ACPR/671/2024 du 17.09.2024 ( MP ) , ADMIS

république et

canton de Genève

POUVOIR JUDICIAIRE

P/20984/2020 ACPR/671/2024

COUR DE JUSTICE

Chambre pénale de recours

Arrêt du mardi 17 septembre 2024

 

Entre

A______ et B______, tous deux représentés par Me C______, avocat,

recourants,

 

contre la décision rendue le 5 août 2024 par le Ministère public,

 

et

LE MINISTÈRE PUBLIC de la République et canton de Genève, route de Chancy 6B, 1213 Petit-Lancy, case postale 3565, 1211 Genève 3,

intimé.


EN FAIT :

A. Par le même acte expédié le 15 août 2024, A______ et son entreprise individuelle B______ recourent contre la décision du 5 précédent, communiquée par pli simple, par laquelle le Ministère public a refusé de lever les séquestres portant sur les comptes ouverts à leurs noms et au nom de D______ Sàrl, ainsi que sur le véhicule [de marque] E______ appartenant au premier cité.
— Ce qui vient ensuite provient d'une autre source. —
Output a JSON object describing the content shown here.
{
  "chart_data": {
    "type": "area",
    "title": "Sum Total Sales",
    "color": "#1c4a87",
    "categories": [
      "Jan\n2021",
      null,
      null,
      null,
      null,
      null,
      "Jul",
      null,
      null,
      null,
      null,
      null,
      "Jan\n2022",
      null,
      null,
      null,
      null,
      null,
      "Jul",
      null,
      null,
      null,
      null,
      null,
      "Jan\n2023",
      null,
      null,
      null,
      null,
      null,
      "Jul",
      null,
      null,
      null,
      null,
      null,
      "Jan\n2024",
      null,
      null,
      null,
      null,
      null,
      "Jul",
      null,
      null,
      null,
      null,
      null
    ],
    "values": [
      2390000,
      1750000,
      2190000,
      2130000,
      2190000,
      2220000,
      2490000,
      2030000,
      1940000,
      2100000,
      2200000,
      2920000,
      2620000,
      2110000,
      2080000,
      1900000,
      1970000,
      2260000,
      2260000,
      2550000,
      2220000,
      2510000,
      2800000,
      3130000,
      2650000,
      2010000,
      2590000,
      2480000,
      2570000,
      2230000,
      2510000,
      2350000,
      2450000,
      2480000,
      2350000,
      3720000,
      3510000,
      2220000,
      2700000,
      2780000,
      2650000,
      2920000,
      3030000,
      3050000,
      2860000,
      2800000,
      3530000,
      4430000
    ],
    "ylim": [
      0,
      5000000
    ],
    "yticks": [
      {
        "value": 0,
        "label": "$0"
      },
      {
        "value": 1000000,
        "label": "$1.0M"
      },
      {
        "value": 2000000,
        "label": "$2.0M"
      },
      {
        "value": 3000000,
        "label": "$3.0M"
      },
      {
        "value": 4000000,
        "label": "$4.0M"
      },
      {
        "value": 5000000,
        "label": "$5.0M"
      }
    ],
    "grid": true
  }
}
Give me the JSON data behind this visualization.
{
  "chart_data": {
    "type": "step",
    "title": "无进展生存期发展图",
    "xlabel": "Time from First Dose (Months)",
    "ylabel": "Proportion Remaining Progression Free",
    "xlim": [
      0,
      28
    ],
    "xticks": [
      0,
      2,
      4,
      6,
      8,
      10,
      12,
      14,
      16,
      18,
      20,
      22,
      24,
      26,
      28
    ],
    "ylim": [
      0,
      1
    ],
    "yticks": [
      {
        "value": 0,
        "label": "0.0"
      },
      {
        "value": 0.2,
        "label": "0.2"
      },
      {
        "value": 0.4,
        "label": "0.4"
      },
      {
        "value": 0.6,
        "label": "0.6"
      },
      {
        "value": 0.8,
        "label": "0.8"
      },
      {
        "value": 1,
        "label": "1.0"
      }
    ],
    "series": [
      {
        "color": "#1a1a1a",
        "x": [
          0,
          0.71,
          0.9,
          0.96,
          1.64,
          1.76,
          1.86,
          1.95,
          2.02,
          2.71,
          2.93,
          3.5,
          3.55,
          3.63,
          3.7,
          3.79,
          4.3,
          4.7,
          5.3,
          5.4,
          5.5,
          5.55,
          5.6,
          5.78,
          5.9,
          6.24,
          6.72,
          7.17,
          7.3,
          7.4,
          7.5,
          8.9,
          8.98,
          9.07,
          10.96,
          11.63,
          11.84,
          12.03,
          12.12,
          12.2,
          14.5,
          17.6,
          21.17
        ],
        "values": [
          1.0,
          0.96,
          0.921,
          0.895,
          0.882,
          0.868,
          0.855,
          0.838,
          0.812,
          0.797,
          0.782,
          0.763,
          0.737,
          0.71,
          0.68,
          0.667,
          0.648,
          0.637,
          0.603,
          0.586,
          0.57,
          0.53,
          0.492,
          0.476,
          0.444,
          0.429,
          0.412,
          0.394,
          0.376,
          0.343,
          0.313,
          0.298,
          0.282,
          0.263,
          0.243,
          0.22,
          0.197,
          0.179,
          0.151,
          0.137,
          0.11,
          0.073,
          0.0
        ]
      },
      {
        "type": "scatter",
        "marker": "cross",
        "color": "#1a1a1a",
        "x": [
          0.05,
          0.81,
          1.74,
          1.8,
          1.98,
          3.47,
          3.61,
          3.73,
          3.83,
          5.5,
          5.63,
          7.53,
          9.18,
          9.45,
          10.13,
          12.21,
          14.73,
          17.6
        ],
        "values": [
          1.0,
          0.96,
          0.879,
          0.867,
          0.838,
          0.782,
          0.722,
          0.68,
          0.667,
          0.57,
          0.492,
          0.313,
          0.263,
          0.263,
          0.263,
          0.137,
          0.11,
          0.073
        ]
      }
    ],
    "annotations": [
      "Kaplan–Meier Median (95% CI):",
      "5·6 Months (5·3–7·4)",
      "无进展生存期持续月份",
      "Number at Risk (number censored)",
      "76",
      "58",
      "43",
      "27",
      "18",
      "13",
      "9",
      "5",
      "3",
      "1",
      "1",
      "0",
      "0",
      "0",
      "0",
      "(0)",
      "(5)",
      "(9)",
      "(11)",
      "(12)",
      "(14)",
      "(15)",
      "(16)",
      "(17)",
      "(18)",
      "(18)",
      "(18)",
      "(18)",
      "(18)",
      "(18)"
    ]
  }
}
Les recourants concluent, sous suite de frais et dépens, à l'annulation de cette décision et à la levée des séquestres visés.

B. Les faits pertinents suivants ressortent du dossier :

a. À la suite d'une dénonciation du Bureau de communication en matière de blanchiment d'argent (ci-après, MROS), le Ministère public a ouvert, le 18 novembre 2020, une procédure pénale contre A______ des chefs d'abus de confiance (art. 138 CP) et de blanchiment d'argent (art. 305bis CP) pour avoir, "sans droit, employé à son profit, ainsi qu'au profit de tierces personnes, la somme d'USD 1'253'993.31, qui avait été créditée le 2 septembre 2020 sur le compte IBAN CH 1______ ouvert au nom de l'entreprise individuelle B______, dont il est le seul titulaire.

Il lui est subsidiairement reproché "d'avoir commis un acte propre à empêcher la confiscation des valeurs patrimoniales, en transférant à diverses personnes la somme d'USD 1'253'993.31, qui avait été créditée le 2 septembre 2020 sur le compte IBAN CH 1______, et dont il savait ou devait présumer qu'elle provenait d'un crime, à savoir d'une escroquerie commise au préjudice de la société F______ LTD", actuellement nommée G______, LTD.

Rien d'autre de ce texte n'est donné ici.